Asset management stocks are still cheaper than they were a year ago, yet the recent rally suggests a need for caution when buying the biggest names and underperforming stocks are not likely to improve soon.
According to Keefe, Bruyette and Woods, for investors interested in cash, it’s a good idea to look into the chance of share buybacks. According to a 2007 study in The Journal of Finance, the “net payout ratio,” may also predict future equity returns better than the dividend yield. The ratio represents the percent of each invested dollar that a company is returning to shareholder.
The category as a whole should have a good year, especially those companies that manage alternative investments, asset-allocation, total return or dividend-bearing stocks. KBW forecasts an average 7.6% point-to-point increase in assets under management for this year, a 7.5% increase in 2011, and a 8.3% increase in 2012.

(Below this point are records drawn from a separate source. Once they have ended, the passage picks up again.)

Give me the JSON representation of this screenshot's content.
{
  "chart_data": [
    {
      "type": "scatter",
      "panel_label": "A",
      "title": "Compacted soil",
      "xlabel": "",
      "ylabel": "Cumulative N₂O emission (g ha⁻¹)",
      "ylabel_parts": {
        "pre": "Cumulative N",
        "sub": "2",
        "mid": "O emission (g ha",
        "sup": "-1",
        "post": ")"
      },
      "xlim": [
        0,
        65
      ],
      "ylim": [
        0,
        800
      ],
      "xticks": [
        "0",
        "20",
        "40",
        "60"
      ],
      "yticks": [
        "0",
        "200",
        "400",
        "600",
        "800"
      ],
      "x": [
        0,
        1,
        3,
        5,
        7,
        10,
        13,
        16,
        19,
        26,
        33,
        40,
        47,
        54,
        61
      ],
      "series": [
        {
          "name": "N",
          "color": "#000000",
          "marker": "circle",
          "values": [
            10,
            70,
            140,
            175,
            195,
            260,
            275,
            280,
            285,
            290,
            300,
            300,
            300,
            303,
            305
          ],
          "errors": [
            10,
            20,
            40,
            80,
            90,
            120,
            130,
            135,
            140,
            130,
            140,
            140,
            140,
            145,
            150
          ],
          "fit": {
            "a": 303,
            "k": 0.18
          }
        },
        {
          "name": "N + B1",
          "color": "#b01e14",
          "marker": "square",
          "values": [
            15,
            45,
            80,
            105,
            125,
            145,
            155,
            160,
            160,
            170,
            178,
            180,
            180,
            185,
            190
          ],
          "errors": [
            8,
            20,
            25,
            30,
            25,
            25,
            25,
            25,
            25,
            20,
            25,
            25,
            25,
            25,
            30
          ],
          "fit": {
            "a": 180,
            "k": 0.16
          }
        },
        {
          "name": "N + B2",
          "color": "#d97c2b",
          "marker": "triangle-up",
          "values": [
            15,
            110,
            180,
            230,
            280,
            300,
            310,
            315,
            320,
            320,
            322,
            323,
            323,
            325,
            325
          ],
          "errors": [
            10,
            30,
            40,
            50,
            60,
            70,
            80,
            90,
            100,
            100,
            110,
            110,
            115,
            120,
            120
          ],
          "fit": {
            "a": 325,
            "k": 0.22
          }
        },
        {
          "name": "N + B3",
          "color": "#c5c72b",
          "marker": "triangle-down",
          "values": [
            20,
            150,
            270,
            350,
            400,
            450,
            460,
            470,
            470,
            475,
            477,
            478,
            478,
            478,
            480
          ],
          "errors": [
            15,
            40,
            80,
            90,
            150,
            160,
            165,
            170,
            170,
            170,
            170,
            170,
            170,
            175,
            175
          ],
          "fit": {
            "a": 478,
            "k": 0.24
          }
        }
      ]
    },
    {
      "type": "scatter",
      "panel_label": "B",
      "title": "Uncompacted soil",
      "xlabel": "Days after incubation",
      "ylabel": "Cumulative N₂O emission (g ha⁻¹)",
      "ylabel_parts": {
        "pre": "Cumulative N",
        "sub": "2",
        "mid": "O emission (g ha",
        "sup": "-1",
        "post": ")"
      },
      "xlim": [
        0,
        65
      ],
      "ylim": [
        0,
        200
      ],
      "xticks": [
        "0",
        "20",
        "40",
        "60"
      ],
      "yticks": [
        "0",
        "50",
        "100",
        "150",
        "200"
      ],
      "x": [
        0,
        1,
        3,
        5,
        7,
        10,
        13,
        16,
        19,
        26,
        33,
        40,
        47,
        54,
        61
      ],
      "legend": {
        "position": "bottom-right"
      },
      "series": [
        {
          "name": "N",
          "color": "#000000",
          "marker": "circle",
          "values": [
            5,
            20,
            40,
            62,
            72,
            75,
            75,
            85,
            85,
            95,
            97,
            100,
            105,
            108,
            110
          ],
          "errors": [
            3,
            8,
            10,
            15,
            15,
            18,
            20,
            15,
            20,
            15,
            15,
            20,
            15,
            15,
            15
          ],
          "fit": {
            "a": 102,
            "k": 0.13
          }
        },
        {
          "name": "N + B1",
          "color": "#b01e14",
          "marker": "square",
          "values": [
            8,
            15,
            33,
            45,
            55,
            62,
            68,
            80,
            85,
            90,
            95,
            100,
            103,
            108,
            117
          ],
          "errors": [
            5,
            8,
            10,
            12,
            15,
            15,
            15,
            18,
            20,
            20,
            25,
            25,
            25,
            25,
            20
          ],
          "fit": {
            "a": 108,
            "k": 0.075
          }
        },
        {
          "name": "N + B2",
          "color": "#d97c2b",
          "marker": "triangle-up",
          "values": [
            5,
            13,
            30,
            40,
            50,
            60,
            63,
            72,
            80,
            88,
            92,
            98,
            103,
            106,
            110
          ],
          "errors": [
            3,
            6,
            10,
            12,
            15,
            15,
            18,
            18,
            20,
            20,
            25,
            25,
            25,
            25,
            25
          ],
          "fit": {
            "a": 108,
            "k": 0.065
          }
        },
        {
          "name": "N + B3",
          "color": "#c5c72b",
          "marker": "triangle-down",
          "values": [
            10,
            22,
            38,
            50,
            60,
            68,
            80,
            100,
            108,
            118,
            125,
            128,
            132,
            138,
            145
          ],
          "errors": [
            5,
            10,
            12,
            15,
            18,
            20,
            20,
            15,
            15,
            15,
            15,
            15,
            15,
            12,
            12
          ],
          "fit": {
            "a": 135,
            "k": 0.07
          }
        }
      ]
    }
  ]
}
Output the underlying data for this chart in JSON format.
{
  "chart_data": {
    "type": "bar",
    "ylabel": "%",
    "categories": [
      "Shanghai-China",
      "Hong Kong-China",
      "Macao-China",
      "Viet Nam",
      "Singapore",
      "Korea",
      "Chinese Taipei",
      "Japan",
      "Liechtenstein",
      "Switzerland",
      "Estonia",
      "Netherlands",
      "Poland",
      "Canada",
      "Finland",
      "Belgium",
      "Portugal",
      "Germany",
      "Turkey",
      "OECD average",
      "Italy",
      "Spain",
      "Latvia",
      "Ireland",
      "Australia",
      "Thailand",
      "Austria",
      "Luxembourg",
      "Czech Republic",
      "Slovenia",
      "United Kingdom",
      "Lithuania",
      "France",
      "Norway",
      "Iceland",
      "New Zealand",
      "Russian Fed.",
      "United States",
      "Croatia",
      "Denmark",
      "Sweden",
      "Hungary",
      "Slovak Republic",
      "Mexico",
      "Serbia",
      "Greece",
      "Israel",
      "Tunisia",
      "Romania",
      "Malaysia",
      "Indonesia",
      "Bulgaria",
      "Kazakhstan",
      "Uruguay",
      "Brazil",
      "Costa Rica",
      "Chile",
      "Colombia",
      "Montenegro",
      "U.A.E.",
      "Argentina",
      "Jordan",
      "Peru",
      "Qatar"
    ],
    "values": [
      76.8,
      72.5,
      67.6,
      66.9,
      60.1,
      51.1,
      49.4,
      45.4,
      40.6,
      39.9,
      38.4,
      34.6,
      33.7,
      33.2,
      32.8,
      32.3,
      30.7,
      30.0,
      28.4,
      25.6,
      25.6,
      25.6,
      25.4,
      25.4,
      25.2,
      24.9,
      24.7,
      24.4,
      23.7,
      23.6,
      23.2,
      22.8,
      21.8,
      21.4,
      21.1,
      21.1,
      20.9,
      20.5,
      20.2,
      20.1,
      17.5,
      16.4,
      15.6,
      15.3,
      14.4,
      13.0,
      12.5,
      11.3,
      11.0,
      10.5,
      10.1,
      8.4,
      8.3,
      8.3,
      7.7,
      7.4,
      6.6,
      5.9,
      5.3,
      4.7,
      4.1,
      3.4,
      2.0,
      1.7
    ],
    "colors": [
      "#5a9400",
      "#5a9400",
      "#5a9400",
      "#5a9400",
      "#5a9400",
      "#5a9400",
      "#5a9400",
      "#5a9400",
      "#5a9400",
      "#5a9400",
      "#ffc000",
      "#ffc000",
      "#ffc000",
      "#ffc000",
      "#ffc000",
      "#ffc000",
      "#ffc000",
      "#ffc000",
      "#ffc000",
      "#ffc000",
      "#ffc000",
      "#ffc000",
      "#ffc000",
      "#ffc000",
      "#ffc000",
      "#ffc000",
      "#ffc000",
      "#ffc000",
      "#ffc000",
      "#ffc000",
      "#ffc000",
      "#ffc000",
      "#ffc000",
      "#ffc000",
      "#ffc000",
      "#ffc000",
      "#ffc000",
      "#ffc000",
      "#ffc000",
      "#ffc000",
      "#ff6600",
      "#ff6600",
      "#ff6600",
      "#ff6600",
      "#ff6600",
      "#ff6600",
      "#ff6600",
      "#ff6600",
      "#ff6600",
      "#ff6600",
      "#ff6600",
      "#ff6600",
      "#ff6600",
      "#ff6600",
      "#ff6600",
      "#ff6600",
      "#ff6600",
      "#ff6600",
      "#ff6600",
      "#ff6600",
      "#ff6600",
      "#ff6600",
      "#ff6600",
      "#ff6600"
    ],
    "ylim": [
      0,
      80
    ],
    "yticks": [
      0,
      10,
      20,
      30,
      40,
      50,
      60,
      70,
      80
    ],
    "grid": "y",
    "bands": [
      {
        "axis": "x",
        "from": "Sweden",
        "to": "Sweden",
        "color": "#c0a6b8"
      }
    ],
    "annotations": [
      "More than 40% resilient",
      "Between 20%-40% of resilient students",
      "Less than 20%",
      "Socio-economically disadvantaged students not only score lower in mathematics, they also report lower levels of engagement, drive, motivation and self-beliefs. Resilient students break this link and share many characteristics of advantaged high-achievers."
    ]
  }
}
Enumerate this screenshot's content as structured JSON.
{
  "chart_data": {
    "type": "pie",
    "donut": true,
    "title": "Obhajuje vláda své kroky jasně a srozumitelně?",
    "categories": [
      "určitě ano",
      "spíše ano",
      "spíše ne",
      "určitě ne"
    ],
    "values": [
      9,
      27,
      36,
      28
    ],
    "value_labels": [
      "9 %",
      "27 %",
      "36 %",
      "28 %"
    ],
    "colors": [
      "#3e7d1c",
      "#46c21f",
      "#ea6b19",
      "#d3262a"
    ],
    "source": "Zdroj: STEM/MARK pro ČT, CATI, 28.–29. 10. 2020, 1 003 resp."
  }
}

But asset management stocks are often overbid coming out of recessions. “While we see value in the group, the recent sharp rally in many traditional asset management names leaves us somewhat cautious over the near term as we’ve witnessed time and again investors bidding up asset management stocks in advance of an expected improvement in flows or margins, only to be left standing at the altar when it either doesn’t materialize, or if the anticipated impact is more modest than some investors may have expected,” Larry Hedden and Jacob Troutman at KBW wrote in their latest outlook.
On the other hand, asset-management stocks trading at value-like levels, such as AllianceBernstein and Artio, have had consistent net outlows and their performance as stock managers has been poor.
Here’s where checking net payout ratios may make a difference. A cautionary note: unlike dividends, which tend to remain stable, share buybacks vary from one year to the next.
To calculate the ratio, add together the cash the company spends on dividends and share buybacks. Then subtract its share issuances, and divide by the company's current market cap.
In the asset management industry, Legg Mason, Blackstone Group, and AllianceBernstein all show a commitment to returning cash to shareholders, with Legg Mason especially inclined to buy-backs.